Mis ojos recorrieron lentamente el lugar hasta toparme con ese sitio que había estado evitando durante tanto tiempo. Aquella lapida donde descansaban los restos del chico que alguna vez llegó a alegrar mis días con sus sonrisas y comentarios. Que sin saber cómo o cuando me enamoró y luego me destrozó sin siquiera decir adiós. No me había acercado lo suficiente y ya tenía el corazón acelerado.

Su corazón. 

Volví a sentirme pequeña. Insignificante. Un pedazo de nada en medio de un todo.

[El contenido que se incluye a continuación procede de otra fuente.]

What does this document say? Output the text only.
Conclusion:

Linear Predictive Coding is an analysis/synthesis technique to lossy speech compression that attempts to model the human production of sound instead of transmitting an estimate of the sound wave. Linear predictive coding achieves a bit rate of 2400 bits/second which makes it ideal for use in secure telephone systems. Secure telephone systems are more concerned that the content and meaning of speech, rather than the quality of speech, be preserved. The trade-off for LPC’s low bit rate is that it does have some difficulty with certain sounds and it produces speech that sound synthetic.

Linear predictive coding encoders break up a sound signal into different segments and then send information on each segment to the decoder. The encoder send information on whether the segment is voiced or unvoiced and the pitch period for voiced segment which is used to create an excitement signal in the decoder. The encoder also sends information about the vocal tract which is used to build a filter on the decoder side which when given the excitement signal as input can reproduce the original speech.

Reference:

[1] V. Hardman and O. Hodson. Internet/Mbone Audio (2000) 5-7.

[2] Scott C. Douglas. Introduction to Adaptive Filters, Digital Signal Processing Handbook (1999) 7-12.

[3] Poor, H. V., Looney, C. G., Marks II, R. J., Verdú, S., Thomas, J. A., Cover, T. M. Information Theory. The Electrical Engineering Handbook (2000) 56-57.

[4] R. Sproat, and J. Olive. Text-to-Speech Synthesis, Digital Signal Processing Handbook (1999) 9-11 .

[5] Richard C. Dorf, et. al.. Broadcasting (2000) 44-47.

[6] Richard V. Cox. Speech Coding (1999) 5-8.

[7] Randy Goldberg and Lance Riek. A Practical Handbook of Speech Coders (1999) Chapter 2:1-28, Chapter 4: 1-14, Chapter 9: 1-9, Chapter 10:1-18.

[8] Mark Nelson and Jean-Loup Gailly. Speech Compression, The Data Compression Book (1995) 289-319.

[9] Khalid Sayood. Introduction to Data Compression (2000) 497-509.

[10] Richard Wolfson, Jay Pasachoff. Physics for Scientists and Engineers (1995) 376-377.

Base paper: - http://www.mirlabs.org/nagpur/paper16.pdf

Dejé que todo lo que estaba en mi interior saliera. Me desahogué sin importar que tan doloroso resultara.

—Ha pasado un año... —murmuré, aun con los ojos cerrados—. Estoy bien. He mejorado mi relación con mi madre, con mi padre, pero tú… tú no estás.

Limpié las lágrimas que se deslizaron por mis mejillas y continué:

—Perdón por no haber venido en todo este tiempo, pero sinceramente no podía —susurre—. Han sucedido tantas cosas desde tu partida… tantas.

Apreté los parpados en un intento inútil por retener las lágrimas que amenazaban con desbordarse. Aquel dolor era insoportable.

—Los doctores dicen que mi corazón, tu corazón, se ha adaptado perfectamente a mi cuerpo —esnifé—, y que tal vez en unos meses más pueda retomar mi vida sin ningún problema.

Mis piernas empezaban a temblar. Sabía que en cualquier instante podría desfallecer.

—Mamá quiere que me vaya de viaje antes de retomar mis estudios, quiere que salga de este hoyo en el que me quedé después de tu muerte… —sollocé—, pero no creo poder hacerlo, no por el momento.

Tallé mi rostro y retiré algunos mechones de pelo de mi frente.

—Esto cada vez es más difícil. Estoy exhausta.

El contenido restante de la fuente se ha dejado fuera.